How Do Meta-Organizations Make Grand Challenges Actionable? the Case of the Scientific Organization for the Prevention of Adverse Impacts on Vulnerable Marine Ecosystems
To answer this question, we look at a particular grand challenge and a specific type of meta-organization. We choose a grand challenge that has been on the UN agenda since at least 2004, but which has received relatively little public attention. This grand challenge is related to the oceans: the prevention of adverse impacts on vulnerable marine ecosystems (VMEs). The specific type of meta-organization we look at is one that generates knowledge on this topic and makes it available to political decision-makers.
We draw on a single case study and trace how the International Council for the Exploration of the Sea identify VMEs on behalf of its clients. Based on different components of organization as developed by Ahrne and Brunsson, we show how a comparatively abstract and ambiguous Grand Challenge is made actionable and what difficulties arise in this process.

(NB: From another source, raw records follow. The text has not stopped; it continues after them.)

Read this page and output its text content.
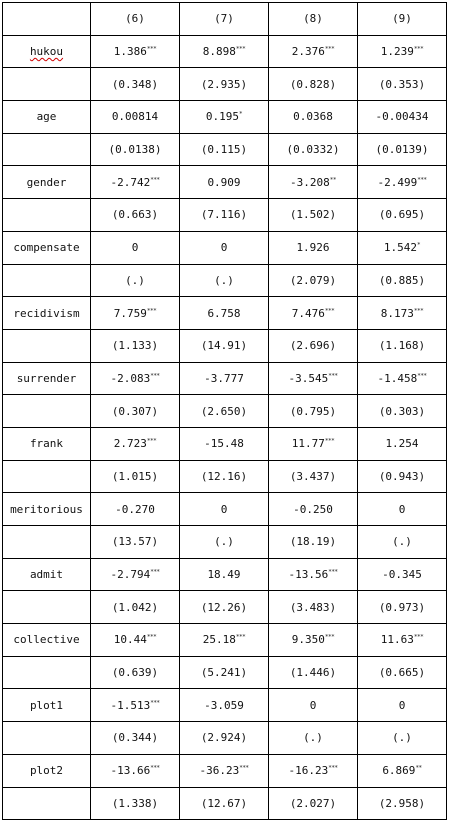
	(6)	(7)	(8)	(9)
hukou	1.386***	8.898***	2.376***	1.239***
	(0.348)	(2.935)	(0.828)	(0.353)
age	0.00814	0.195*	0.0368	-0.00434
	(0.0138)	(0.115)	(0.0332)	(0.0139)
gender	-2.742***	0.909	-3.208**	-2.499***
	(0.663)	(7.116)	(1.502)	(0.695)
compensate	0	0	1.926	1.542*
	(.)	(.)	(2.079)	(0.885)
recidivism	7.759***	6.758	7.476***	8.173***
	(1.133)	(14.91)	(2.696)	(1.168)
surrender	-2.083***	-3.777	-3.545***	-1.458***
	(0.307)	(2.650)	(0.795)	(0.303)
frank	2.723***	-15.48	11.77***	1.254
	(1.015)	(12.16)	(3.437)	(0.943)
meritorious	-0.270	0	-0.250	0
	(13.57)	(.)	(18.19)	(.)
admit	-2.794***	18.49	-13.56***	-0.345
	(1.042)	(12.26)	(3.483)	(0.973)
collective	10.44***	25.18***	9.350***	11.63***
	(0.639)	(5.241)	(1.446)	(0.665)
plot1	-1.513***	-3.059	0	0
	(0.344)	(2.924)	(.)	(.)
plot2	-13.66***	-36.23***	-16.23***	6.869**
	(1.338)	(12.67)	(2.027)	(2.958)
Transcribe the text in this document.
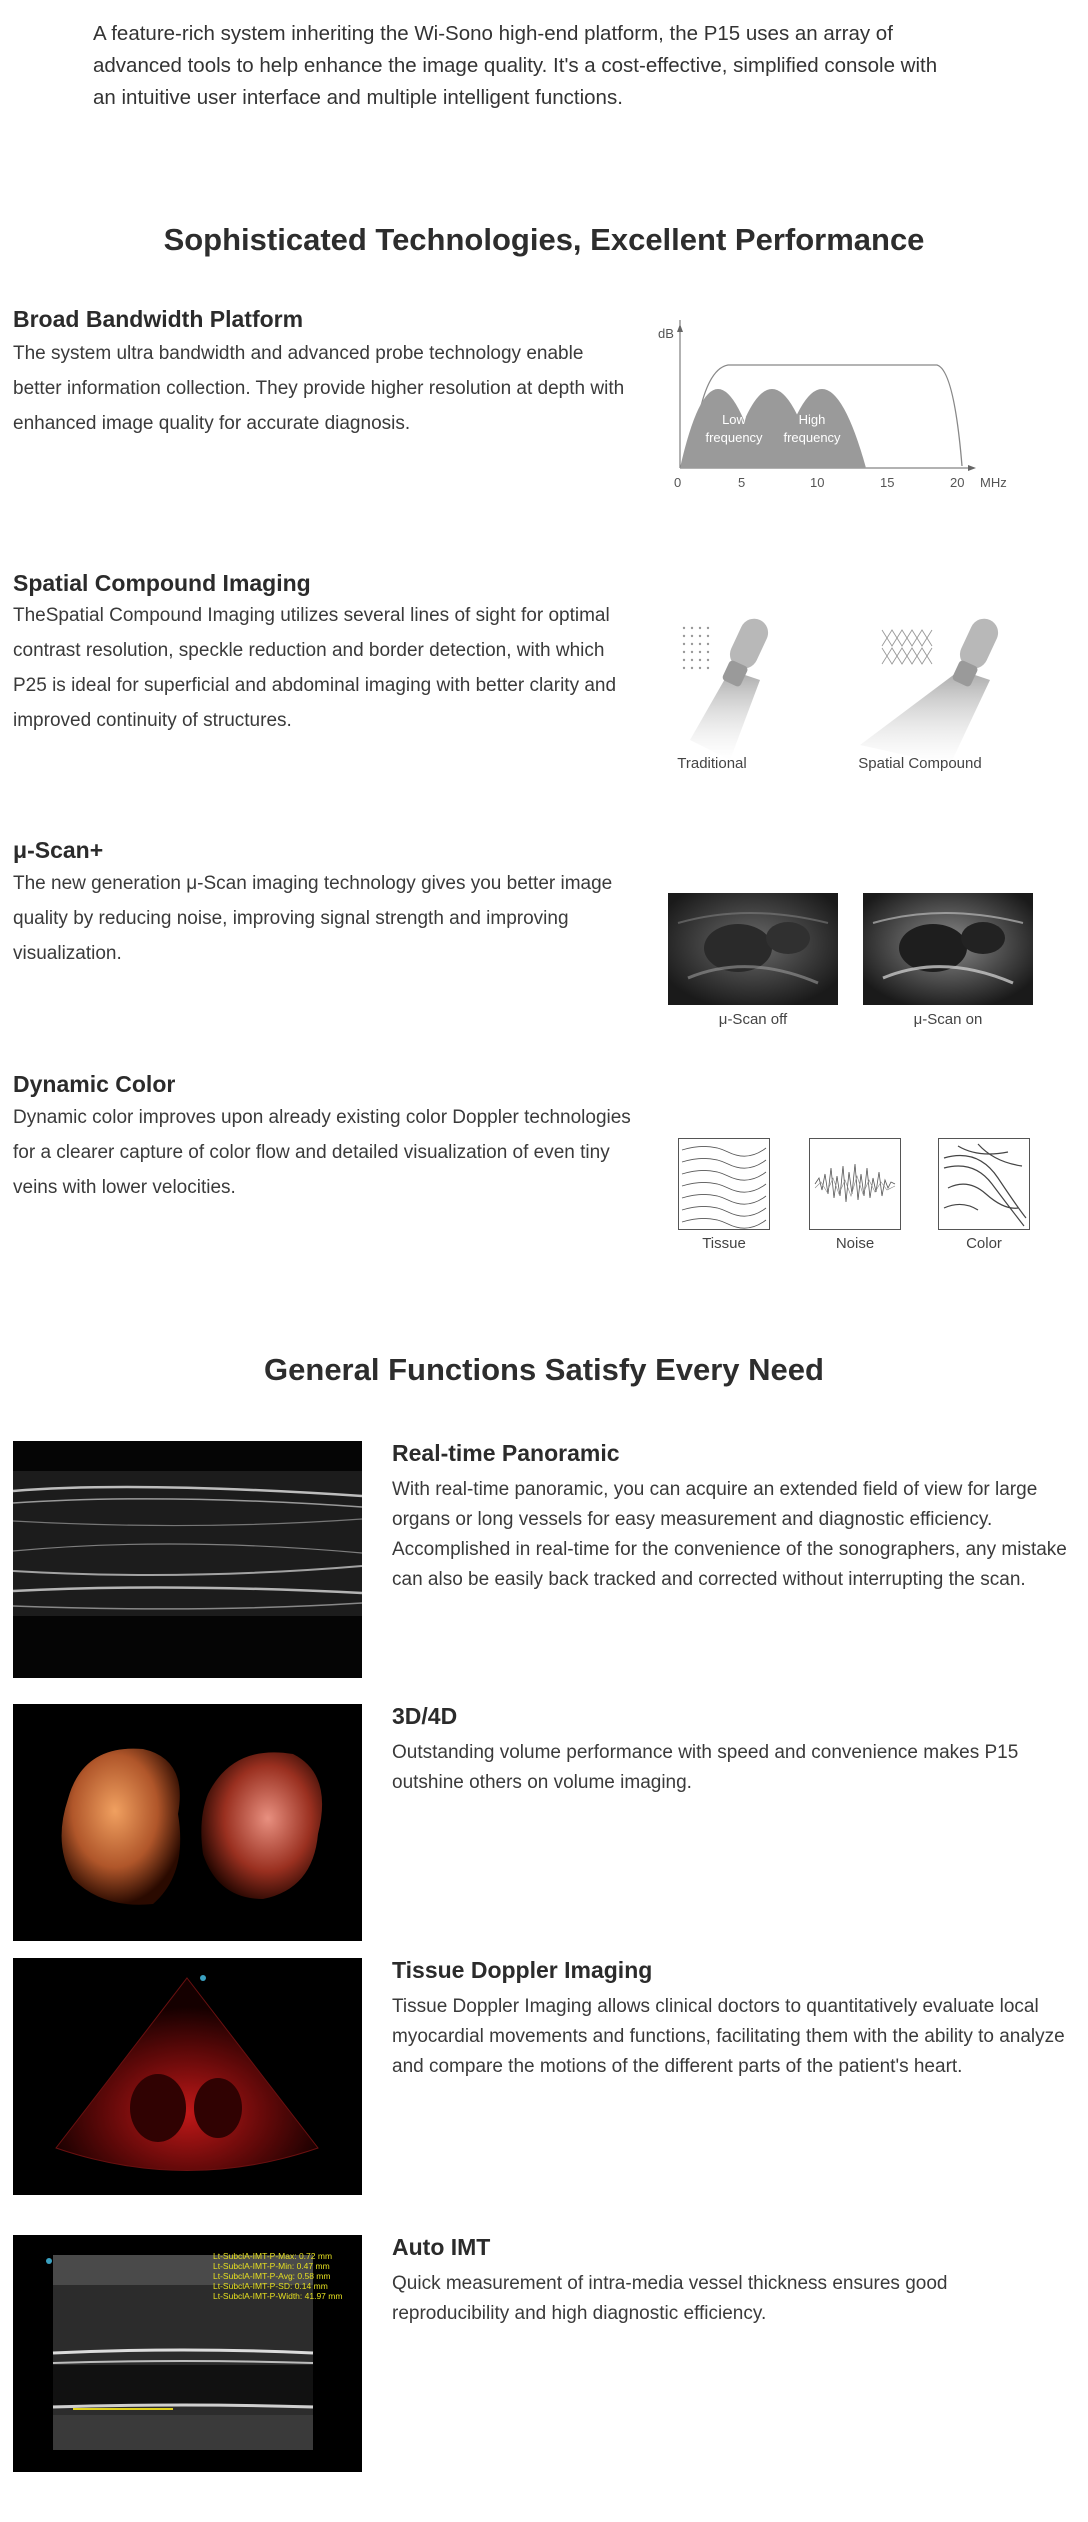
A feature-rich system inheriting the Wi-Sono high-end platform, the P15 uses an array of advanced tools to help enhance the image quality. It's a cost-effective, simplified console with an intuitive user interface and multiple intelligent functions.
Sophisticated Technologies, Excellent Performance
Broad Bandwidth Platform
The system ultra bandwidth and advanced probe technology enable better information collection. They provide higher resolution at depth with enhanced image quality for accurate diagnosis.
dB
Low
frequency
High
frequency
Extra high
frequency
0	5	10	15	20 MHz
Spatial Compound Imaging
TheSpatial Compound Imaging utilizes several lines of sight for optimal contrast resolution, speckle reduction and border detection, with which P25 is ideal for superficial and abdominal imaging with better clarity and improved continuity of structures.
Traditional	Spatial Compound
μ-Scan+
The new generation μ-Scan imaging technology gives you better image quality by reducing noise, improving signal strength and improving visualization.
μ-Scan off	μ-Scan on
Dynamic Color
Dynamic color improves upon already existing color Doppler technologies for a clearer capture of color flow and detailed visualization of even tiny veins with lower velocities.
Tissue	Noise	Color
General Functions Satisfy Every Need
Real-time Panoramic
With real-time panoramic, you can acquire an extended field of view for large organs or long vessels for easy measurement and diagnostic efficiency. Accomplished in real-time for the convenience of the sonographers, any mistake can also be easily back tracked and corrected without interrupting the scan.
3D/4D
Outstanding volume performance with speed and convenience makes P15 outshine others on volume imaging.
Tissue Doppler Imaging
Tissue Doppler Imaging allows clinical doctors to quantitatively evaluate local myocardial movements and functions, facilitating them with the ability to analyze and compare the motions of the different parts of the patient's heart.
Lt-SubclA-IMT-P-Max: 0.72 mm
Lt-SubclA-IMT-P-Min: 0.47 mm
Lt-SubclA-IMT-P-Avg: 0.58 mm
Lt-SubclA-IMT-P-SD: 0.14 mm
Lt-SubclA-IMT-P-Width: 41.97 mm
Auto IMT
Quick measurement of intra-media vessel thickness ensures good reproducibility and high diagnostic efficiency.
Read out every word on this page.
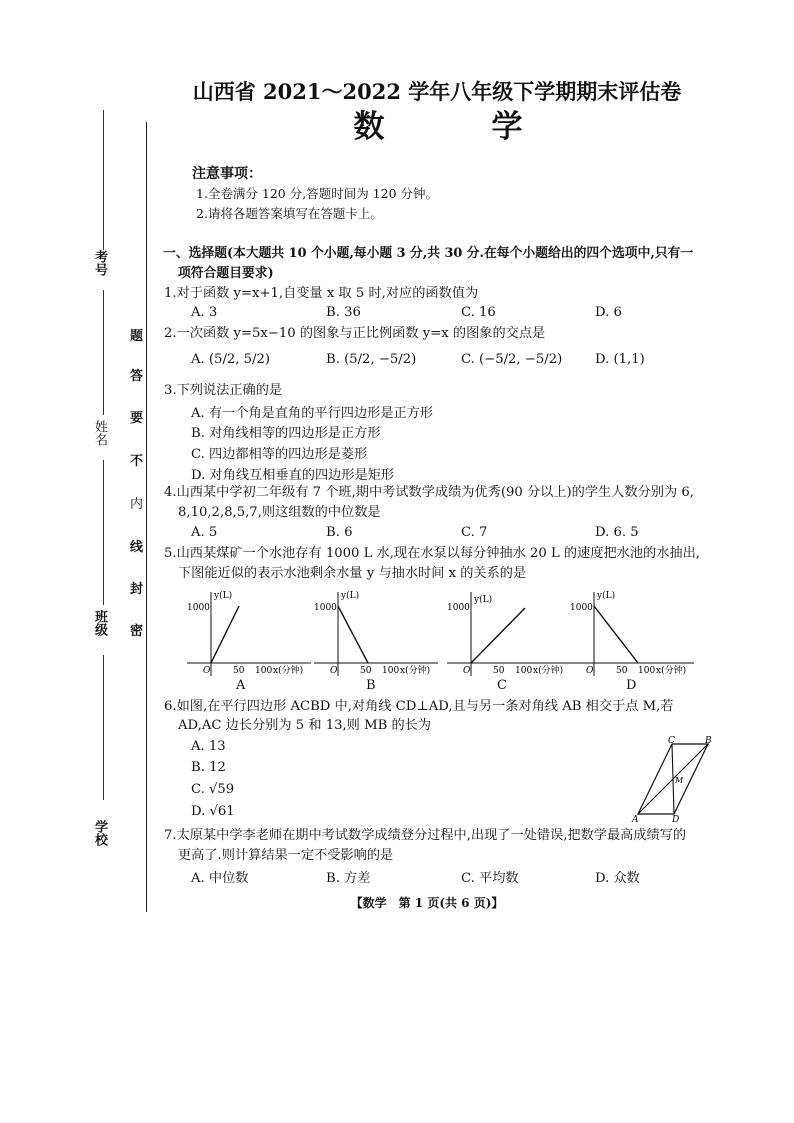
考号
姓名
班级
学校
题
答
要
不
内
线
封
密
山西省 2021～2022 学年八年级下学期期末评估卷
数　学
注意事项：
1.全卷满分 120 分,答题时间为 120 分钟。
2.请将各题答案填写在答题卡上。
一、选择题(本大题共 10 个小题,每小题 3 分,共 30 分.在每个小题给出的四个选项中,只有一
项符合题目要求)
1.对于函数 y=x+1,自变量 x 取 5 时,对应的函数值为
A. 3	B. 36	C. 16	D. 6
2.一次函数 y=5x−10 的图象与正比例函数 y=x 的图象的交点是
A. (5/2, 5/2)	B. (5/2, −5/2)	C. (−5/2, −5/2) D. (1,1)
3.下列说法正确的是
A. 有一个角是直角的平行四边形是正方形
B. 对角线相等的四边形是正方形
C. 四边都相等的四边形是菱形
D. 对角线互相垂直的四边形是矩形
4.山西某中学初二年级有 7 个班,期中考试数学成绩为优秀(90 分以上)的学生人数分别为 6,
8,10,2,8,5,7,则这组数的中位数是
A. 5	B. 6	C. 7	D. 6. 5
5.山西某煤矿一个水池存有 1000 L 水,现在水泵以每分钟抽水 20 L 的速度把水池的水抽出,
下图能近似的表示水池剩余水量 y 与抽水时间 x 的关系的是
y(L)
1000
O	50 100 x(分钟)
A
y(L)
1000
O	50 100 x(分钟)
B
y(L)
1000
O	50 100 x(分钟)
C
y(L)
1000
O	50 100 x(分钟)
D
6.如图,在平行四边形 ACBD 中,对角线 CD⊥AD,且与另一条对角线 AB 相交于点 M,若
AD,AC 边长分别为 5 和 13,则 MB 的长为
A. 13
B. 12
C. √59
D. √61
C	B
M
A	D
7.太原某中学李老师在期中考试数学成绩登分过程中,出现了一处错误,把数学最高成绩写的
更高了.则计算结果一定不受影响的是
A. 中位数	B. 方差	C. 平均数	D. 众数
【数学　第 1 页(共 6 页)】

The VME case is particularly suitable because the challenge appears relatively clear in abstract terms, but at the same time poses difficulties in terms of implementation: the definition and identification of VMEs are just as complicated and controversial as the measures to safeguard them. Not only political and scientific, but also economic and ecological actors influence this process. Such a constellation almost inevitably leads to ‘unsatisfactory’ compromise solutions, which are quickly criticized for good reasons, but on closer inspection turn out to be more ‘reasonable’ for equally good reasons than is sometimes portrayed. With this in mind, this presentation attempts to provide a rather sober account of organizational processes required for making grand challenges actionable.